Yunxiang Mo 莫云翔
I am an undergraduate at the Hong Kong University of Science and Technology (HKUST), pursuing a double major in Computer Science and Mathematics with an Extended Major in Artificial Intelligence (CGA: 4.1 / 4.3). I am fortunate to be advised by Prof. Yangqiu Song and Dr. Tianshi Zheng at the HKUST KnowComp Group.
My research interests center on natural language processing, with a focus on the reasoning and evaluation of large language models and vision-language models. I am especially interested in abductive and multimodal reasoning — how models form, defend, and revise hypotheses under ambiguity.
I am currently looking for a research-exchange position in the U.S. for the upcoming term. If you are a faculty member working on related topics and have an opening, I would be glad to chat — please feel free to reach out via email.
🔥 News
- 2026.03: 🎉 An extended version of DixitWorld was accepted to ACL 2026 (AC meta-review 9/10). [OpenReview]
- 2026.01: 🎉 ScaleCUA was accepted to ICLR 2026 as an Oral. [arXiv]
- 2025.10: 🎉 DixitWorld received a Spotlight at the EMNLP 2025 Workshop (BlackBox NLP). [arXiv]
💼 Experience

Mentored by Dr. Fang Wu in the groups of Prof. Yejin Choi and Prof. Jure Leskovec.

Mentored by Dr. Tianshi Zheng in the group of Prof. Yangqiu Song.

Developed and optimized ML models for embedded and on-chip AI scenarios; built training, evaluation, and inference pipelines in PyTorch; deployed models to edge devices under tight latency and memory constraints.

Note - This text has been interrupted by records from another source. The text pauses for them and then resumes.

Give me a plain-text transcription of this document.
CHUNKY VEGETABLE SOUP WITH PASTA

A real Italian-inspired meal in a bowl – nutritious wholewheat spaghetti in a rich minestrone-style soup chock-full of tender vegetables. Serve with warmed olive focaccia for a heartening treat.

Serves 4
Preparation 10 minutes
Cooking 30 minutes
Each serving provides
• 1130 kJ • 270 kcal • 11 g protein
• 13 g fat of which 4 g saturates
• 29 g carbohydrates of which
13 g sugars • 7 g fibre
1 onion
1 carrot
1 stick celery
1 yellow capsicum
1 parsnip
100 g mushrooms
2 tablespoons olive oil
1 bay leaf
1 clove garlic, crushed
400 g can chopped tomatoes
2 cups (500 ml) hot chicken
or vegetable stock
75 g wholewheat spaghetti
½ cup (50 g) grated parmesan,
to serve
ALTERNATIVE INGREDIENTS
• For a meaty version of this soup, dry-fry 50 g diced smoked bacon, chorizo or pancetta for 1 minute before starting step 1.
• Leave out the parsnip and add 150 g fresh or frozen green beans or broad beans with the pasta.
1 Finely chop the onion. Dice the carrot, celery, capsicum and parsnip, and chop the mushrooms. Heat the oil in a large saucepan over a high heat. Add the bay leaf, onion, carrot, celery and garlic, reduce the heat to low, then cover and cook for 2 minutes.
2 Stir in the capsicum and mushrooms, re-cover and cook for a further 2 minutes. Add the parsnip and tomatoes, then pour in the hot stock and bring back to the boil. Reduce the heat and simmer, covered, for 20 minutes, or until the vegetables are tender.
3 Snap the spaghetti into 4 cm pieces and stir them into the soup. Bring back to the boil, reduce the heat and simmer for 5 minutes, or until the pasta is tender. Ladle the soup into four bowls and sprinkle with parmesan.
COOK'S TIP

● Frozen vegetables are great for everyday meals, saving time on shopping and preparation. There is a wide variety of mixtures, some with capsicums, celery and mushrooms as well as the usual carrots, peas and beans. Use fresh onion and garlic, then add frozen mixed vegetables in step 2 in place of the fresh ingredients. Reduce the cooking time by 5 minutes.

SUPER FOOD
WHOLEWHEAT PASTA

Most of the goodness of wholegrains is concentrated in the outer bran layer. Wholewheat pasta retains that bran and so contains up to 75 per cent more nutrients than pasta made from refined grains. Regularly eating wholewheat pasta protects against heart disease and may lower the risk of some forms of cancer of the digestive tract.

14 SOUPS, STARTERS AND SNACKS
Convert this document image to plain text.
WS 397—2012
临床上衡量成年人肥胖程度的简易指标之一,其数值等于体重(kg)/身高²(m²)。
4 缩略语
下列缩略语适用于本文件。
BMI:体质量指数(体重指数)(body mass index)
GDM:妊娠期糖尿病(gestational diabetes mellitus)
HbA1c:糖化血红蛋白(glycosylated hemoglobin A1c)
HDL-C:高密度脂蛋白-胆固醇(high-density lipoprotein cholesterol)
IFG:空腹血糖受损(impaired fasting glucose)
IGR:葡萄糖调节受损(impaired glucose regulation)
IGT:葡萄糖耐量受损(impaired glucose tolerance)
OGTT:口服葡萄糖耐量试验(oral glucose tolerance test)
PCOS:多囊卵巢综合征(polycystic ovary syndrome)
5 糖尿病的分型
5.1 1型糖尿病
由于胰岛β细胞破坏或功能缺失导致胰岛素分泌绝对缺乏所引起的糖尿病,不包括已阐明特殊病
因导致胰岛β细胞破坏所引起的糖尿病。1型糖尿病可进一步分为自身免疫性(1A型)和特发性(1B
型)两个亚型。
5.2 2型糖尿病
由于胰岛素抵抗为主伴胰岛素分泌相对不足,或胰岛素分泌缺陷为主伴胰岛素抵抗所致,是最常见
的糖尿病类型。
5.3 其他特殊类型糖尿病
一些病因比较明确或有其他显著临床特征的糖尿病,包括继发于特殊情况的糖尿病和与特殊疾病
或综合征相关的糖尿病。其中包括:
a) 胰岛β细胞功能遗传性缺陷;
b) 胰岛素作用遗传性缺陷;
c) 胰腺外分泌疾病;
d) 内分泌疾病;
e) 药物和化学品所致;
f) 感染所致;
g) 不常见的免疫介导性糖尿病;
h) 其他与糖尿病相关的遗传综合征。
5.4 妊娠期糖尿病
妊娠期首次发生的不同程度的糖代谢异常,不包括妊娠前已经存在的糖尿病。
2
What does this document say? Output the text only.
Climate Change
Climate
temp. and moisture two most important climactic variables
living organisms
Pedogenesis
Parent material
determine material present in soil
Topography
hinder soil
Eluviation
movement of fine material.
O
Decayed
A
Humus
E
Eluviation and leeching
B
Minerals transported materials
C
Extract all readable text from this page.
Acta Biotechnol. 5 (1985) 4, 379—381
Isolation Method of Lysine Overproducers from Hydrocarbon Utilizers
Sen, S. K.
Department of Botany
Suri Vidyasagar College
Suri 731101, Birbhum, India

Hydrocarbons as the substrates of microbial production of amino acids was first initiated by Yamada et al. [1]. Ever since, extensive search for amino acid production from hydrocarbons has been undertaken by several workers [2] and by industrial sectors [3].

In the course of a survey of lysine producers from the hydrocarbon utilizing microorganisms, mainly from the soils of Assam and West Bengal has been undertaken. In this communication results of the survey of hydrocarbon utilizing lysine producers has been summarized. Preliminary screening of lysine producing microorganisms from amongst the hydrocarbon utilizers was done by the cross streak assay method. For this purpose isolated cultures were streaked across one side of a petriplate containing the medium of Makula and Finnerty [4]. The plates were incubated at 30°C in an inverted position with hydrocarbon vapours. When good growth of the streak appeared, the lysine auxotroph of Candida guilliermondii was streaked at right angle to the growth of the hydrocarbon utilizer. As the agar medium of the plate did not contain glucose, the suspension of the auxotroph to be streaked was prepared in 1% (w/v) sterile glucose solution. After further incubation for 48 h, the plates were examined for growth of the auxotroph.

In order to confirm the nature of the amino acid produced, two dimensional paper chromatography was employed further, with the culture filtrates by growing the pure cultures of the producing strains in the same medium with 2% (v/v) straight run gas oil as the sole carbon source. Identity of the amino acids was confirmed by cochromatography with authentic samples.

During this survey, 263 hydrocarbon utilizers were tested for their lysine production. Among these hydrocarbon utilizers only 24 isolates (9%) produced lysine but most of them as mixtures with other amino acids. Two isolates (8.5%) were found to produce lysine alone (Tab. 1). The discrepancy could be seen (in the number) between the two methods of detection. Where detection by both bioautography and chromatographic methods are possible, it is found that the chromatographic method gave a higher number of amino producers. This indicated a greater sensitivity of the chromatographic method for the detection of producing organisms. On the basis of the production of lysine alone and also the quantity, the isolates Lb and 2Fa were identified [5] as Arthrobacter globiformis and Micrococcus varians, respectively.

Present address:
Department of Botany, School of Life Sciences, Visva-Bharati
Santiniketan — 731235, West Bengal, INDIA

Developed front-end modules with the MFC framework for an internal mini-program project; UI design, event handling, and system debugging in a small team.
📚 Publications
Robust Decision-Making for LLM Agents in Multi-Turn Reasoning
LLM agents in multi-turn reasoning frequently collapse into self-locking loops, where approximate belief tracking causes them to revisit the same hypotheses without making epistemic progress. We formalize the structural conditions under which such loops arise and show that the failure mode persists across frontier models even when standard information-seeking objectives are applied. To address it, we propose a training-free, distributionally-robust information-gain objective that explicitly hedges against belief-tracking error and restores exploratory progress without any fine-tuning. The method is evaluated on multi-turn reasoning, planning, and decision-making benchmarks across both open- and closed-source LLM agents.
A Multi-Domain LLM Benchmark for Scientific Hypothesis Generation
Scientific hypothesis generation is an open-ended, multi-step task that current LLM benchmarks evaluate poorly: free-text outputs are scored inconsistently, and most setups exclude the literature-grounded reasoning that real scientists rely on. We construct a multi-domain benchmark spanning multiple scientific disciplines, paired with an anchored 5-dimensional rubric that scores coherence, factual consistency, and the presence of boilerplate or hedging language. The benchmark supports two evaluation modes — direct prompting and an agentic mode that allows tool-augmented literature search — making it possible to attribute performance gains to the underlying model versus the surrounding agent scaffold.
Extended version of the workshop paper below — adds a Medium difficulty tier (252 vs. 168 QA items), a 72B-parameter scaling ablation, and calibration/sensitivity analyses.
ScaleCUA: Scaling Open-Source Computer Use Agents with Cross-Platform Data
My contribution: data pipeline and cross-platform workflow components in the open-source codebase.
Original workshop version; extended version accepted to ACL 2026 Main (above).
🛠️ Projects
Facere — AI-Native Hardware Design Agent
A terminal-native agent that drafts and edits schematics and PCB layouts alongside KiCad 9. We built a hardware-aware MCP server backed by a curated 153-motif schematic corpus, paired with a sister PCB physical-simulation package, so the agent can plan, edit, and verify designs end-to-end. Distributed as a single-command bootstrap installer.
PastPaper Master — AI Past-Exam Tutor
A full-stack AI tutoring tool for HKUST students preparing past exam papers. GPT-4o auto-segments and tags every question in an uploaded PDF; Qwen-plus generates a per-question knowledge primer, scaffolded hint, and step-by-step solution. The workbench features side-by-side PDF↔question navigation, photo-OCR handwriting grading, automatic variant-problem generation, and an error book with spaced review.
🏆 Honors and Awards
- University’s Scholarship Scheme for Continuing Undergraduate Students, HKUST, 2024. Top 1% of continuing undergraduates.
- S.S. Chern Class, HKUST. Honor for top academic performance across all mathematics coursework.
- Dean’s List Honor, HKUST, 2024 & 2025. GPA above 3.7.
🤝 Academic Services
(Coming soon.)
🎓 Teaching
- Teaching Assistant, Discrete Mathematics — HKUST.
- Teaching Assistant, Exploring Artificial Intelligence — HKUST.